With so many obstacles for private developers, it is highly important that cities and other forms of local government step in to provide incentives and assistance programs to achieve infill development goals.
Davis, California and Infill Development
The City of Davis, California has extensive experience in dealing with growth issues with infill development to protect surrounding natural areas. Davis is similar to Claremont in that the downtown is economically strong and alternative transportation systems are well established though much of the community is built to standard suburban models, although Davis is still undergoing growth. In an attempt to attract developers the City of Davis has created a list of vacant and underutilized parcels, and their ideal development potential that it has listed on the city website. This partially eases the process of infill development for the developer and is ideal for local government. This precedent also makes another problem very clear; local governments need to transition themselves off redevelopments, a tool for acquiring funds for projects that has been eliminated in California, and become more creative in other ways to assist financing infill projects.

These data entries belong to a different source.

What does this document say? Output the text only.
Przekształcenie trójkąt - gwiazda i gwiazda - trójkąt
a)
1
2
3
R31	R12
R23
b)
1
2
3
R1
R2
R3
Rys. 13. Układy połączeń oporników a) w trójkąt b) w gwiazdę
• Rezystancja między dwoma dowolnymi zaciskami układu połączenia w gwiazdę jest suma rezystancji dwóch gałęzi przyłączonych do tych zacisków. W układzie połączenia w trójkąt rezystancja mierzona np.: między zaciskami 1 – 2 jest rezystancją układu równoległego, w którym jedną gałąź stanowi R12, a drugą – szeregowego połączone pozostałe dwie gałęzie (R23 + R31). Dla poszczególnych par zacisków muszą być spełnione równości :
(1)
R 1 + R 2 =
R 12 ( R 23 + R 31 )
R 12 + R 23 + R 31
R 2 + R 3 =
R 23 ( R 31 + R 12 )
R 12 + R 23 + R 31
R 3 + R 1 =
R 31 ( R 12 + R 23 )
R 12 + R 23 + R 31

Encouraging Native Species
Another goal for protecting natural open space in Claremont is to maintain the existing biodiversity. One way to do this can be to remove invasive species, but then there is still the potential for more invasive species to return. Part of this comes from properties around open space areas that use landscaping that is not endemic to the area. One solution is to strongly encourage, through financial incentive and education, the use of native species for landscaping and removal of lawns on properties throughout the City.

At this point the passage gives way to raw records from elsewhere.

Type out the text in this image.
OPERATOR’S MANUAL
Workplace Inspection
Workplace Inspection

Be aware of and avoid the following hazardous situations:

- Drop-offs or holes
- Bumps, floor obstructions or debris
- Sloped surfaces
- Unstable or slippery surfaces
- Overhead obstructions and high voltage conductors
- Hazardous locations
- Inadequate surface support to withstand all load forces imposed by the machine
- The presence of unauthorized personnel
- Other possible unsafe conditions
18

Long Beach, CA – A lawn prior to conversion to native species garden
The City of Long Beach currently has a program called “Lawn-to-Garden” hosted by the Long Beach Water Department that educates residents on best practices and designs for native species landscaping. It also provides incentive for each square foot of lawn converted to a more sustainable native species garden that uses less water. Similar programs exist in Claremont, but don’t have the same level of engagement, and can follow a similar model to Long Beach’s while being tailored to more local needs of using native plant species like the ones found in the San Gabriel foothills.